Michael said:
I'm writing an application that requires an "intelligent merge" of 2
files. That is, equal data has a "preferred source" that I want to
write out. What I have works, I believe, but it seems horribly
cumbersome (having to set the input variables to ""...). Is there a
better way? TIA
while ((!feof(wf3)) || (!feof(wf1)))
This is the wrong way to check for end-of-file. Please
see Question 12.2 in the comp.lang.c Frequently Asked Questions
(FAQ) list at
http://www.eskimo.com/~scs/C-faq/top.html
Ditto.
This looks pointless. You're about to overwrite the contents
of WDBRec by using fgets() on it, so why do you care what's in it
beforehand? Perhaps this is an attempt to rescue the situation
after the unreliable end-of-file test -- if so, once you fix the
test you won't need this any more.
By the way, you didn't show us what WDBRec is. From the way
you're using it, it should be an array of char; a pointer to a
malloc'ed area would not work here.
if (fgets(WDBRec, sizeof(WDBRec), wf1) != NULL)
nic++;
}
if (!feof(wf3))
{
strcpy(DBERec, "");
if (fgets(DBERec, sizeof(DBERec), wf3) != NULL)
bic++;
}
dbeBib = atoi(copy(DBERec, 1, 5));
You haven't shown us what copy() is. I'm going to assume
that it copies the second through sixth characters (that is,
array elements [1] through [5]) into a six-char array somewhere
and appends a '\0'. Whether this works depends a lot on the
location and nature of that intermediate six-char array; see
Question 7.5 for a description of one all-too-frequent error.
(By the way, if fgets() didn't read anything, the second through
sixth characters will be the leftovers from the record prior to
the current one, if any.)
Despite its suggestive name, atoi() is not a very good way
to convert decimal strings to integers, not unless you're very
trusting of the source. The problem is that it will happily
convert "123x5" to 123 and give no indication that the input
is in any way strange. It won't even detect "xyzzy" as in any
way peculiar (indeed, its behavior on "xyzzy" is completely
unpredictable). So unless you are very, very sure that the
input is valid, atoi() is a poor way to convert it. There are
at least three superior ways to proceed:
- Use strtol(), because it will do the conversion *and*
report any oddities it finds, in a predictable way.
- Use sscanf(). It's a little bit trickier than it looks,
but allows you to do without the copy() stuff:
if (sscanf(DBERec+1, "%5d%n", &dbeBib, &len) == 1
&& len == 5) { all's well } else { bad input }
The "%5d" converts no more than five digits (in case
additional digits follow the field of interest). The
"%n" tells you how many digits were actually converted
(it will set len to 3 if the input was "123xy"). And
if the "%5d" finds no digits at all ("xyzzy") sscanf()
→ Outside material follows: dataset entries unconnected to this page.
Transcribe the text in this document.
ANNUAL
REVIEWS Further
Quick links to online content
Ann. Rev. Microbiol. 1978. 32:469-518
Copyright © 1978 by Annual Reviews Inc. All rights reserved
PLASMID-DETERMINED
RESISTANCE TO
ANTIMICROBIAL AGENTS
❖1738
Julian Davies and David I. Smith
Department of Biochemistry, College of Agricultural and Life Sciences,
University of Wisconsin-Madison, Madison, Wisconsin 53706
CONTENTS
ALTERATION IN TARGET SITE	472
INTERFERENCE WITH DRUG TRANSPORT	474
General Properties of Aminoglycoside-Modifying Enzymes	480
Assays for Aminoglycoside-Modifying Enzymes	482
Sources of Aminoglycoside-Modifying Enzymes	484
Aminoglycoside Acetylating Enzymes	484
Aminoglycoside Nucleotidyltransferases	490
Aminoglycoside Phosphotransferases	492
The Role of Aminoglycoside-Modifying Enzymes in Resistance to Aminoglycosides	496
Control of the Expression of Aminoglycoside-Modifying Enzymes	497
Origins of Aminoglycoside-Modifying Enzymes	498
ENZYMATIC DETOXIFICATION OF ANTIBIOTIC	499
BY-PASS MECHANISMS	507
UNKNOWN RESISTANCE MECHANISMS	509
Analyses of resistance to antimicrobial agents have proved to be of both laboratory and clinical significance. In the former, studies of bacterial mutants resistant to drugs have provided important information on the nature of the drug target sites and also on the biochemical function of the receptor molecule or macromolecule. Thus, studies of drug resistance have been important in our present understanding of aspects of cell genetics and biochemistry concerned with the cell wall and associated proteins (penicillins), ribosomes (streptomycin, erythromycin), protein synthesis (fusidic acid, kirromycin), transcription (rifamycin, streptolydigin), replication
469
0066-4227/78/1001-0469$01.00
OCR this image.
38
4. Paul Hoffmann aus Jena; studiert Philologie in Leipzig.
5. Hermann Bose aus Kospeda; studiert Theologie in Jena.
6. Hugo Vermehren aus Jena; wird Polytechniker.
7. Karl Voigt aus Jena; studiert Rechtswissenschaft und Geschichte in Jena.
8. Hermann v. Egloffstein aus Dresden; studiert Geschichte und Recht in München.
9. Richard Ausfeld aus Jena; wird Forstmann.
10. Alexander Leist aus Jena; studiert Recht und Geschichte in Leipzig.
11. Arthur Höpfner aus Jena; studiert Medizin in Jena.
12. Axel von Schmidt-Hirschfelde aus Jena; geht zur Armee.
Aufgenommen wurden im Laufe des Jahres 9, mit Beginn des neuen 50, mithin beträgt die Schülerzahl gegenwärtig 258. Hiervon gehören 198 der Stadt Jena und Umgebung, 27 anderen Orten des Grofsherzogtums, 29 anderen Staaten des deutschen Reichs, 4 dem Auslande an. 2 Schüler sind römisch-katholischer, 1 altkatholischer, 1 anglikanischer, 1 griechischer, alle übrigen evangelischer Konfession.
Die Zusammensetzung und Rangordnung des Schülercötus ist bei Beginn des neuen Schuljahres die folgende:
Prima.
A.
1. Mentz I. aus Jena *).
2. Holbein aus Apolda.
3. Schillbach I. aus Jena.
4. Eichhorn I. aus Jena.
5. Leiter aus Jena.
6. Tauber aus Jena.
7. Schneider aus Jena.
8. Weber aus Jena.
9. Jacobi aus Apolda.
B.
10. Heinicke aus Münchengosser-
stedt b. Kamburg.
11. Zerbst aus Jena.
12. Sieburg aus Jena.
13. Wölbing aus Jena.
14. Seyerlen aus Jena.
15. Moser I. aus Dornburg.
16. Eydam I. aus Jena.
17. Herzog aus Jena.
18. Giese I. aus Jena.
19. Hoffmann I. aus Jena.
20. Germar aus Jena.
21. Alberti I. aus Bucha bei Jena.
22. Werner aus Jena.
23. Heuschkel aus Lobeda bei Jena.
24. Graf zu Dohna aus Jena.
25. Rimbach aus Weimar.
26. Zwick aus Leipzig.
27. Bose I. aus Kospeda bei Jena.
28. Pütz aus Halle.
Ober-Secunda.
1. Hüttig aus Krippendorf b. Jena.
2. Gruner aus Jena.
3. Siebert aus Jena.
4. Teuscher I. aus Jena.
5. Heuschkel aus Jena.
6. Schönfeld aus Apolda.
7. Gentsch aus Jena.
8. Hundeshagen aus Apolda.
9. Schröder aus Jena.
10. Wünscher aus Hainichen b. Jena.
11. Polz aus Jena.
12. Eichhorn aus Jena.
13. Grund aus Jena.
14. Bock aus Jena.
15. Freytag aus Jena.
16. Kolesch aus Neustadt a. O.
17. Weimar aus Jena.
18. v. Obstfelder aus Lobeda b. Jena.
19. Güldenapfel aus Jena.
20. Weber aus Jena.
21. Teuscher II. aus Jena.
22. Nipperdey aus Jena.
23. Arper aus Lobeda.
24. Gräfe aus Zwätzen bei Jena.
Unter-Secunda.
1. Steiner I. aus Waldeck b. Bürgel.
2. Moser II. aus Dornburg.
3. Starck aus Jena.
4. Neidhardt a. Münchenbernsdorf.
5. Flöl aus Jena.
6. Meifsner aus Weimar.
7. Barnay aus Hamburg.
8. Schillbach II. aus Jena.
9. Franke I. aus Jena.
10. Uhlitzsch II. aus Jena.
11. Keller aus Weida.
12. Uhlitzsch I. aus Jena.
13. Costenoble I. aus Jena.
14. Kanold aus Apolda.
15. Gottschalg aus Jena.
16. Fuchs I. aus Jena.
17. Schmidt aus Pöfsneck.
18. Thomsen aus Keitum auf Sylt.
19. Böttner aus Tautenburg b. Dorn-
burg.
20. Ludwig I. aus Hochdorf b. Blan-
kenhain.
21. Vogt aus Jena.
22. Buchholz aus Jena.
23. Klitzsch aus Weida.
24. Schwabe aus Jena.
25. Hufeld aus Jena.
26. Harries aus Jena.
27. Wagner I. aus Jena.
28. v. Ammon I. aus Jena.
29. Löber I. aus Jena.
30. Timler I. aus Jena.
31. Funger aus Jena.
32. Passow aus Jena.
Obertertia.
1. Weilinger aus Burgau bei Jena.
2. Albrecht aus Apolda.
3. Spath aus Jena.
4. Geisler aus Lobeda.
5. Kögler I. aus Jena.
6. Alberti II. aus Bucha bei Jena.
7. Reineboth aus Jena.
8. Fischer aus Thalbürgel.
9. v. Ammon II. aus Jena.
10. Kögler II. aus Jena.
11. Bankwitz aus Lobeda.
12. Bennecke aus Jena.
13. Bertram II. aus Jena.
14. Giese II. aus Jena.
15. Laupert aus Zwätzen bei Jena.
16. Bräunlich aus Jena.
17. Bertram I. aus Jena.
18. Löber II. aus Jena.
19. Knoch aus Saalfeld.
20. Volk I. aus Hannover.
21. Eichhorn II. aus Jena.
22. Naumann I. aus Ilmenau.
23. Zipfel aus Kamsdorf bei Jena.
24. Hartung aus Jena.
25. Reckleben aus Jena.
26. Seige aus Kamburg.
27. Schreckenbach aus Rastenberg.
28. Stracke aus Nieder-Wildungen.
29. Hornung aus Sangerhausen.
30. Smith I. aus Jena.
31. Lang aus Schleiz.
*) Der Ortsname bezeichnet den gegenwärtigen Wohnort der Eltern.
will stop and return zero.
- If you're really sure the respective fields contain digits,
you can compare them as characters without converting at
all by using memcmp(DBERec+1, WDBRec+1, 5). However, this
may cause some surprises with non-digits: for example,
"01234" and " 1234" will be treated as unequal, and "-1234"
will be treated as less than "-9999". You'll have to decide
whether this is appropriate for your application.
wdbBib = atoi(copy(WDBRec, 1, 5));
if (wdbBib == dbeBib) // records match - defer to old data
{
if (dbeBib > 0)
I'm not sure what this test is for, unless perhaps it's
part of the rescue attempt for the incorrect end-of-file test.
If there really are actual non-positive numbers in the input,
it looks like this will eliminate them from the output. But
if you've got purely digit fields that can't be negative (though
"00000" would, of course, be zero), I think this test and the
others like it can simply go away once you fix the EOF handling.
{
writeToDBE(DBERec); buc++;
}
}
if (wdbBib < dbeBib) // work file data is new - write it
{
if (wdbBib > 0)
{
writeToDBE(WDBRec); nuc++;
}
else
{
if (dbeBib > 0)
{
writeToDBE(DBERec); buc++;
}
}
}
if (wdbBib > dbeBib)// prevailing old data - write it out
{
if (dbeBib > 0)
{
writeToDBE(DBERec); buc++;
}
}
} // while
You say you believe this works, but one thing that strikes
me as strange is that you read new input from *both* files every
time through the loop. (Until the botched EOF detection kicks
in, of course.) That doesn't seem right at all: If you get the
sequence "11111" "33333" "55555" from WDB while DBE provides
"22222" "44444", I'd expect you'd want to see all five of these
in the output -- but that's not what you're doing, and I'm not
sure whether it's accidental or intentional. Take another look.